The efficacy of using lubricant compositions based on nanopowder additives depends on many factors, the main of which is the friction pair type. For the open load-bearing friction pairs of the wheel–rail type, adding a nanomaterial to the industrial lubricant has shown promising results in increasing wear resistance to a significant extent, while achieving the optimal friction coefficient. Another advantage of using the rail steel nanopowder as a wear-resistant additive to industrial lubricants is its moderate cost, since the raw material for its manufacture is waste that remains in the process of rail manufacture.

As regards using nanopowders of other metals or alloys (for example, copper, brass, bronze) as additives to industrial lubricants, one should consider the possible significant difference between the electrochemical potentials of the part’s material and the additive. For the open friction steel pairs (for example, the wheel–rail pair), using such additives is unacceptable, because it will lead to corrosion of the contacting parts in the open air.

For the closed friction steel pairs that work in a lubricating medium, nanopowders used as additives can be made of various metals and alloys, as well as some non-metallic materials. However, the efficiency of such additives should be determined experimentally under conditions as close as possible to the operating conditions of the parts.

5. Conclusions

The main regularities in the impact of nanopowders of different chemical composition added to the Bio Rail industrial lubricant on the tribological characteristics of two medium carbon steels were found in this paper. Nanopowders of copper, magnesium alloy, carbon, and test steels were used as additives. For both steels, an increase in wear resistance was recorded when nanopowders were added to the lubricant, except for the nanopowder based on copper.

For the K74 rail steel, the best results in terms of enhancing wear resistance and providing for the optimal friction coefficient are attained when the nanopowder of the same steel is used as an additive to the Bio Rail lubricant.
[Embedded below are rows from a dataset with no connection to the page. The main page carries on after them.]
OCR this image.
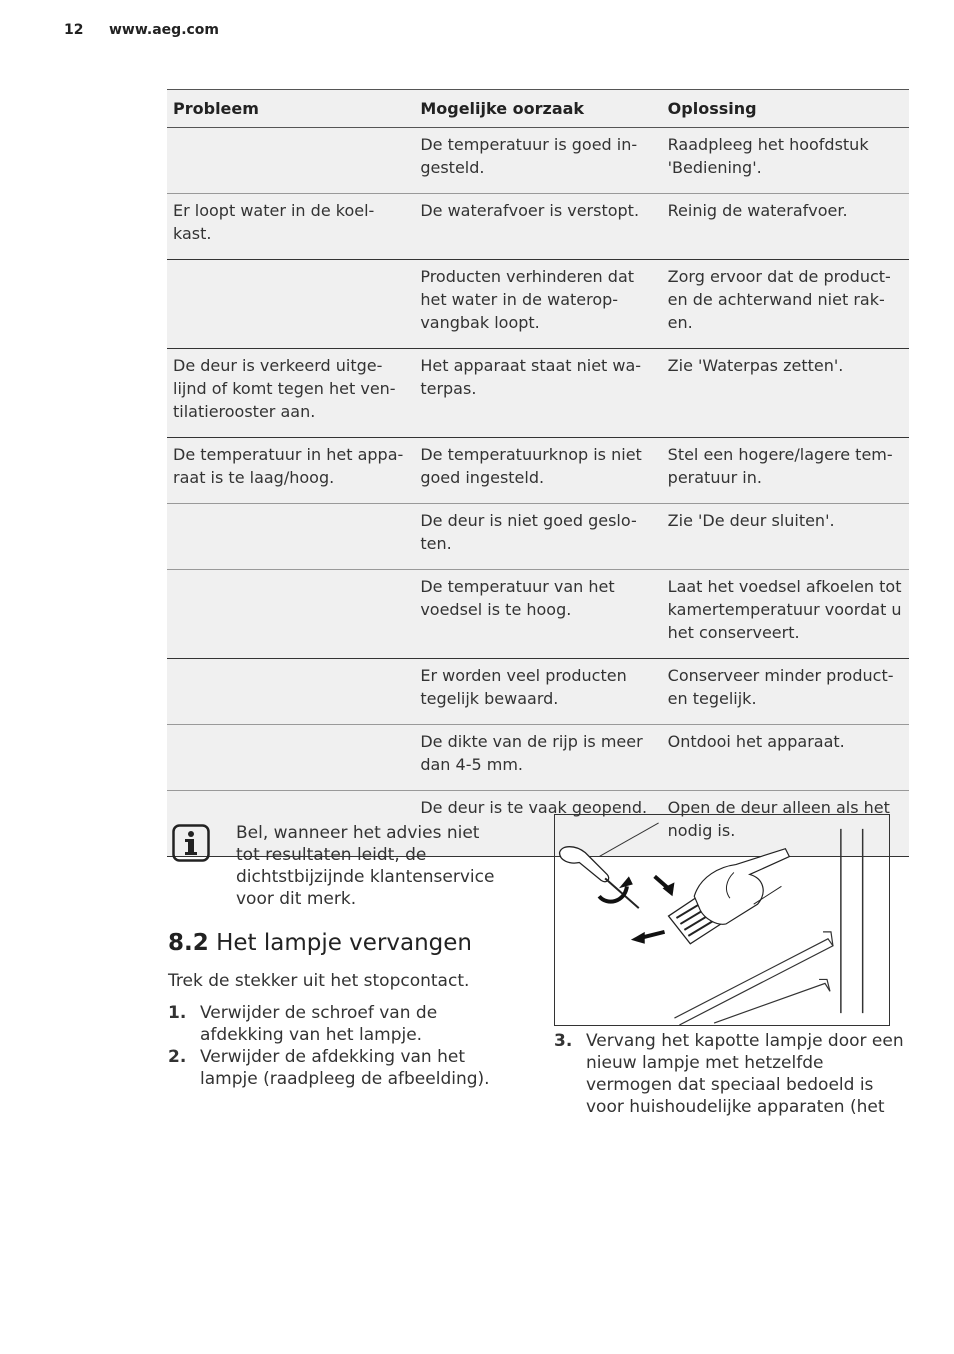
12 www.aeg.com
Probleem	Mogelijke oorzaak	Oplossing
	De temperatuur is goed in-gesteld.	Raadpleeg het hoofdstuk 'Bediening'.
Er loopt water in de koel-kast.	De waterafvoer is verstopt.	Reinig de waterafvoer.
	Producten verhinderen dat het water in de waterop-vangbak loopt.	Zorg ervoor dat de product-en de achterwand niet rak-en.
De deur is verkeerd uitge-lijnd of komt tegen het ven-tilatierooster aan.	Het apparaat staat niet wa-terpas.	Zie 'Waterpas zetten'.
De temperatuur in het appa-raat is te laag/hoog.	De temperatuurknop is niet goed ingesteld.	Stel een hogere/lagere tem-peratuur in.
	De deur is niet goed geslo-ten.	Zie 'De deur sluiten'.
	De temperatuur van het voedsel is te hoog.	Laat het voedsel afkoelen tot kamertemperatuur voordat u het conserveert.
	Er worden veel producten tegelijk bewaard.	Conserveer minder product-en tegelijk.
	De dikte van de rijp is meer dan 4-5 mm.	Ontdooi het apparaat.
	De deur is te vaak geopend.	Open de deur alleen als het nodig is.
Bel, wanneer het advies niet tot resultaten leidt, de dichtstbijzijnde klantenservice voor dit merk.
8.2 Het lampje vervangen
Trek de stekker uit het stopcontact.
1. Verwijder de schroef van de afdekking van het lampje.
2. Verwijder de afdekking van het lampje (raadpleeg de afbeelding).
3. Vervang het kapotte lampje door een nieuw lampje met hetzelfde vermogen dat speciaal bedoeld is voor huishoudelijke apparaten (het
After three hours of operation, which corresponds to the friction path of 8.5 km, the specimen wear did not exceed 0.0015 mm. The friction coefficient reached its optimal value of ~0.25 for the wheel–rail pair after the first hour of operation, and remained almost unchanged subsequently. At the same time, the specimen surface hardness increased by 14.7%.

For structural steel 20, the lowest wear rates were recorded when lubricant additives based on the nanomaterials of steel 20 and magnesium alloy MA2 were used. In the latter case, the friction coefficient was the lowest. Lubricant additives based on the GK1 graphite granules had an insignificant effect on the tribological parameters. The worst results in terms of wear were attained for the lubricating composition based on the M2 copper powder, which is obviously due to the rather large size of the powder particles.

The joint analysis of the experimental data on the wear kinetics, hardness variation and damage accumulation on the specimen surface layers makes it possible to establish certain correlations between these parameters. In combination with detailed physical studies, this will allow for an adequate physical explanation to a phenomenon of increasing wear resistance of steel friction pairs when using lubricating compositions based on the additives of metal nanopowders of different chemical composition. To evaluate damage to the material microstructure in the contact zone and its effect on the tribological characteristics of metal friction pairs, it is advisable to use a technique that determines the level of material damage based on the dispersion parameters of hardness values.

In general, the results obtained make it possible to conclude that lubricating compositions based on industrial lubricants saturated with additives of nanomaterials made of the friction pair’s component that has a lower hardness (in our case, these are steel K74 and steel 20) provide for a significant increase in wear resistance and ensure an acceptable friction coefficient. This confirms the possibility of using such lubricating compositions to enhance the wear resistance of the railway track elements (such as rails, turnout points, etc.).